The Credentials Page
The Credentials UI
The Credentials page is where you can manage credentials, bruteforce target hosts, or setup a workflow to reuse credentials against targets.
You can access the following sections from the Credentials dropdown:
Manage credentials
After navigating to “Credentials”, the manage screen is the first page you encounter. From here you can import credentials, add them manually, or remove them .

- Logins - The number of times the credentials were used to login successfully to a target.
- Public - The username that used to log in to a target.
- Private - The password that is used to authenticate to a target. It is usually a plaintext password, an SSH key, NTLM hash, or nonreplayable hash. Since the private key can be an SSH key or hash, the term ‘password’ is not broad enough to cover these private types.
- Type - The type of password. This can be a ssh key, NTLM hash, nonreplayable hash, or password.
- Realm - The functional grouping of database schemas to which the credential belongs. A realm type can be an Active Domain Directory, a Postgres database, a DB2 database, or an Oracle System Identifier (SID). A public, private, or credential pair can have a realm, but it is not mandatory. You can give each realm a custom name to identify it.
- Origin - Identifies how the credential was obtained or added to the project, such as through Bruteforce, manual entry, or an imported credentials list. An origin can be manual, import, session, service, or cracked password.
- Validation - Validates if the credentials were used to login successfully to a target.
- Tags - Organize hosts and data by using labels to group information.
- Clone - Makes a copy of the credential. When cloning, you can edit the information before saving.
Reuse credentials
The Credentials Reuse page allows you to reuse validated credentials against targets in brute force attacks by setting up workflows .
Targets
Add existing targets to the attack. The information is automatically populated from the hosts.

Credentials
Add existing credentials to be used against the target hosts. Credentials must be added from the Manage page.

Review
Review the settings and set brute force attack options.

- Service Timeout - Sets the timeout, in seconds, for each target.
- Overall Timeout - Sets the timeout for the entire Credentials Reuse task.
- Validate one credential per service - Limits the number of credentials that are validated for a service on a host to one. Once a credential has been validated for a service, Credentials Reuse will stop testing with other credentials.
Launch
Launch will start the brute force attack using the credentials and configured hosts.

- Login attempts - The total number of login attempts that were made.
- Validated targets - The total number of targets that were validated.
- Successful logins - The total number of logins that were successful. This number is derived from the number of validated credentials and validated targets.
Bruteforce credentials
The Bruteforce page allows you to choose targets and credentials to open a session on a target host.
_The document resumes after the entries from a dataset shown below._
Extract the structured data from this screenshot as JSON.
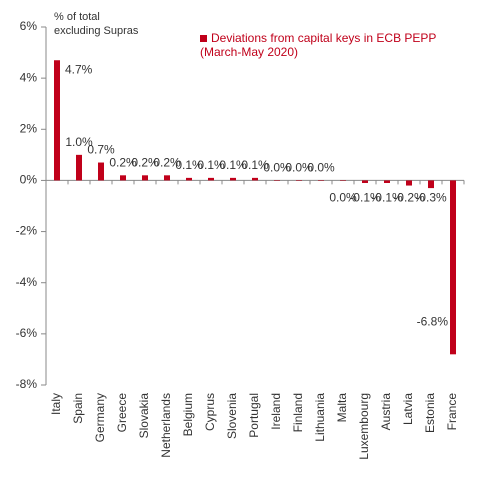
{
  "chart_data": {
    "type": "bar",
    "y_label": "% of total excluding Supras",
    "categories": [
      "Italy",
      "Spain",
      "Germany",
      "Greece",
      "Slovakia",
      "Netherlands",
      "Belgium",
      "Cyprus",
      "Slovenia",
      "Portugal",
      "Ireland",
      "Finland",
      "Lithuania",
      "Malta",
      "Luxembourg",
      "Austria",
      "Latvia",
      "Estonia",
      "France"
    ],
    "series": [
      {
        "name": "Deviations from capital keys in ECB PEPP (March-May 2020)",
        "color": "#c0001a",
        "values": [
          4.7,
          1.0,
          0.7,
          0.2,
          0.2,
          0.2,
          0.1,
          0.1,
          0.1,
          0.1,
          0.0,
          0.0,
          0.0,
          0.0,
          -0.1,
          -0.1,
          -0.2,
          -0.3,
          -6.8
        ],
        "value_labels": [
          "4.7%",
          "1.0%",
          "0.7%",
          "0.2%",
          "0.2%",
          "0.2%",
          "0.1%",
          "0.1%",
          "0.1%",
          "0.1%",
          "0.0%",
          "0.0%",
          "0.0%",
          "0.0%",
          "-0.1%",
          "-0.1%",
          "-0.2%",
          "-0.3%",
          "-6.8%"
        ]
      }
    ],
    "ylim": [
      -8,
      6
    ],
    "yticks": [
      {
        "value": -8,
        "label": "-8%"
      },
      {
        "value": -6,
        "label": "-6%"
      },
      {
        "value": -4,
        "label": "-4%"
      },
      {
        "value": -2,
        "label": "-2%"
      },
      {
        "value": 0,
        "label": "0%"
      },
      {
        "value": 2,
        "label": "2%"
      },
      {
        "value": 4,
        "label": "4%"
      },
      {
        "value": 6,
        "label": "6%"
      }
    ],
    "legend": "top-right",
    "grid": false
  }
}
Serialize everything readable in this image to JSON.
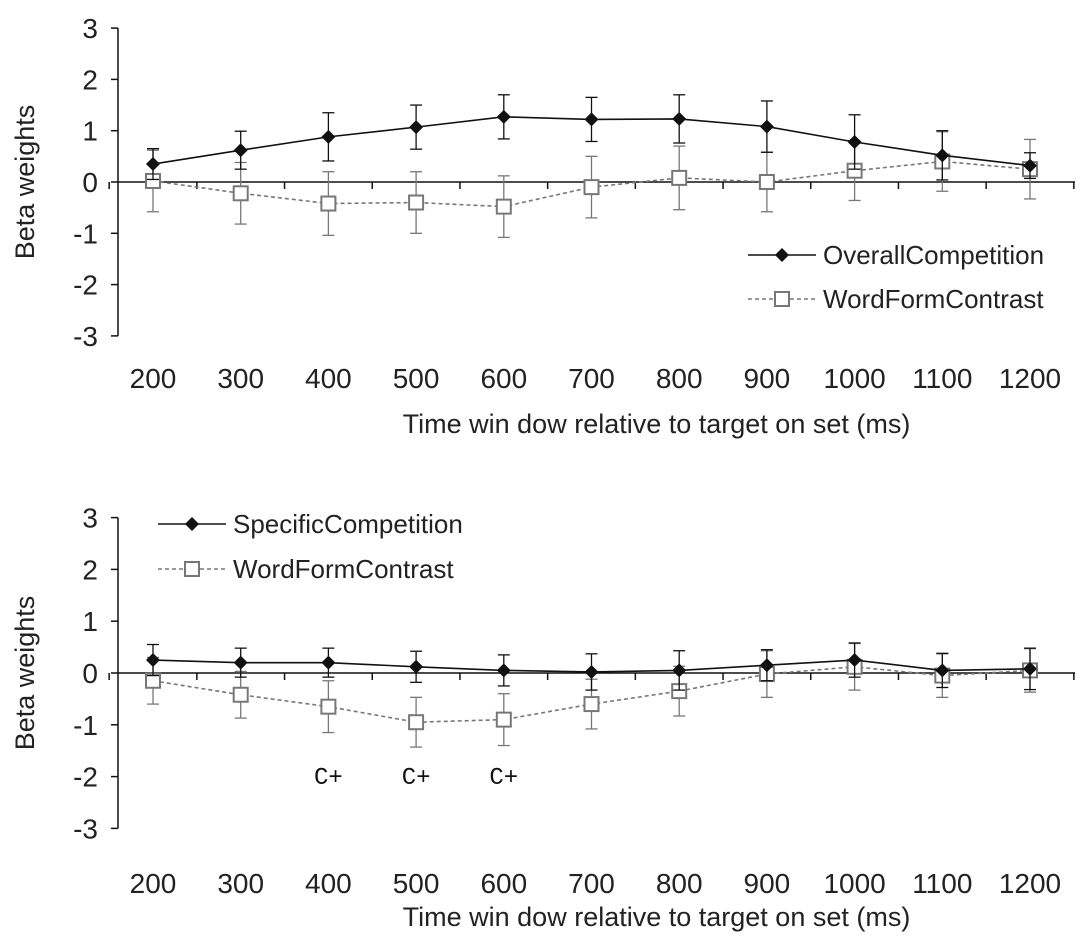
{
  "chart_data": [
    {
      "type": "line",
      "categories": [
        "200",
        "300",
        "400",
        "500",
        "600",
        "700",
        "800",
        "900",
        "1000",
        "1100",
        "1200"
      ],
      "xlabel": "Time win dow relative to target on set (ms)",
      "ylabel": "Beta weights",
      "ylim": [
        -3,
        3
      ],
      "yticks": [
        "3",
        "2",
        "1",
        "0",
        "-1",
        "-2",
        "-3"
      ],
      "grid": false,
      "legend_position": "bottom-right",
      "annotations": [],
      "series": [
        {
          "name": "OverallCompetition",
          "marker": "filled-diamond",
          "line": "solid",
          "color": "#111111",
          "values": [
            0.35,
            0.62,
            0.88,
            1.07,
            1.27,
            1.22,
            1.23,
            1.08,
            0.78,
            0.52,
            0.32
          ],
          "errors": [
            0.3,
            0.37,
            0.47,
            0.43,
            0.43,
            0.43,
            0.47,
            0.5,
            0.53,
            0.48,
            0.25
          ]
        },
        {
          "name": "WordFormContrast",
          "marker": "open-square",
          "line": "dashed",
          "color": "#777777",
          "values": [
            0.02,
            -0.22,
            -0.42,
            -0.4,
            -0.48,
            -0.1,
            0.08,
            0.0,
            0.22,
            0.4,
            0.25
          ],
          "errors": [
            0.6,
            0.6,
            0.62,
            0.6,
            0.6,
            0.6,
            0.62,
            0.58,
            0.58,
            0.58,
            0.58
          ]
        }
      ]
    },
    {
      "type": "line",
      "categories": [
        "200",
        "300",
        "400",
        "500",
        "600",
        "700",
        "800",
        "900",
        "1000",
        "1100",
        "1200"
      ],
      "xlabel": "Time win dow relative to target on set (ms)",
      "ylabel": "Beta weights",
      "ylim": [
        -3,
        3
      ],
      "yticks": [
        "3",
        "2",
        "1",
        "0",
        "-1",
        "-2",
        "-3"
      ],
      "grid": false,
      "legend_position": "top-left",
      "annotations": [
        {
          "x": "400",
          "text": "C+"
        },
        {
          "x": "500",
          "text": "C+"
        },
        {
          "x": "600",
          "text": "C+"
        }
      ],
      "series": [
        {
          "name": "SpecificCompetition",
          "marker": "filled-diamond",
          "line": "solid",
          "color": "#111111",
          "values": [
            0.25,
            0.2,
            0.2,
            0.12,
            0.05,
            0.02,
            0.05,
            0.15,
            0.25,
            0.05,
            0.08
          ],
          "errors": [
            0.3,
            0.28,
            0.28,
            0.3,
            0.3,
            0.35,
            0.38,
            0.3,
            0.33,
            0.33,
            0.4
          ]
        },
        {
          "name": "WordFormContrast",
          "marker": "open-square",
          "line": "dashed",
          "color": "#777777",
          "values": [
            -0.15,
            -0.42,
            -0.65,
            -0.95,
            -0.9,
            -0.6,
            -0.35,
            -0.02,
            0.12,
            -0.05,
            0.05
          ],
          "errors": [
            0.45,
            0.45,
            0.5,
            0.48,
            0.5,
            0.48,
            0.48,
            0.45,
            0.45,
            0.42,
            0.42
          ]
        }
      ]
    }
  ]
}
Bruteforce is broken into three sections:
Bruteforce Targets
Targets is where you will set the target host address and the services the target is running to attack

Selected Hosts
- All hosts - Select if you want to target all hosts in the project.
- Enter target addresses - Enter the address of the target. You can enter them as:
- Single address (192.168.1.1)
- Range (192.168.1.1-192.168.1.100)
- CIDR notation (192.168.1.0/24)
- Wildcard (192.168.1.*)
Selected Services
You can select all services or pick the ones to target. At least one must be selected.
Bruteforce Credentials
Select the credentials to be used in the attack.

- Possible Combinations - This number will increase or decrease depending on the number of credentials being tested as you set options. The more combinations, the longer the attack will take.
- All credentials in this project - Any credentials saved in the project under Manage Credentials will be attempted.
- Attempt factory defaults - Default credentials are username and password pairs that are shipped with an operating system, database, or software.
- Add/Import credentials pairs - This option will open more configuration options.
- Credentials - Enter up to 100 username and password pairs
- Import credentials using a text file.
- Use <BLANK> as password - Generate a blank username for each password in the list. For example, if the password list contains a credential pair like ‘admin’/‘admin’, Bruteforce will also try admin/‘<BLANK>’.
- Use username as password - Check if you want to use a username as a password. For example, if the password list contains a credential pair like ‘user’/‘pass’, the bruteforce attack will also try ‘user’/‘user’.

Bruteforce Options
Set the configuration for a bruteforce attack.

- Overall Timeout - Set how long the attack will run before stopping for the whole attack.
- Service Timeout - Set how long the attack will run for each target before stopping.
- Time Between Attempts - Set the time between each attempted.
- Apply mutation(s) - Apply mutations rules to a password. Mutations can be used to create permutations of a password, which enables you to build a larger wordlist based on a small set of passwords
- Stop bruteforcing a target when a credential is guessed - Stop bruteforcing on a target once a credential is guessed. It does not stop the entire attack if there are more targets.
- Get session if possible - Enable if you want Bruteforce to attempt to obtain a session when there is a successful login attempt to MSSQL, MySQL, PostgreSQL, SMB, SSH, telnet, WinRM, and HTTP.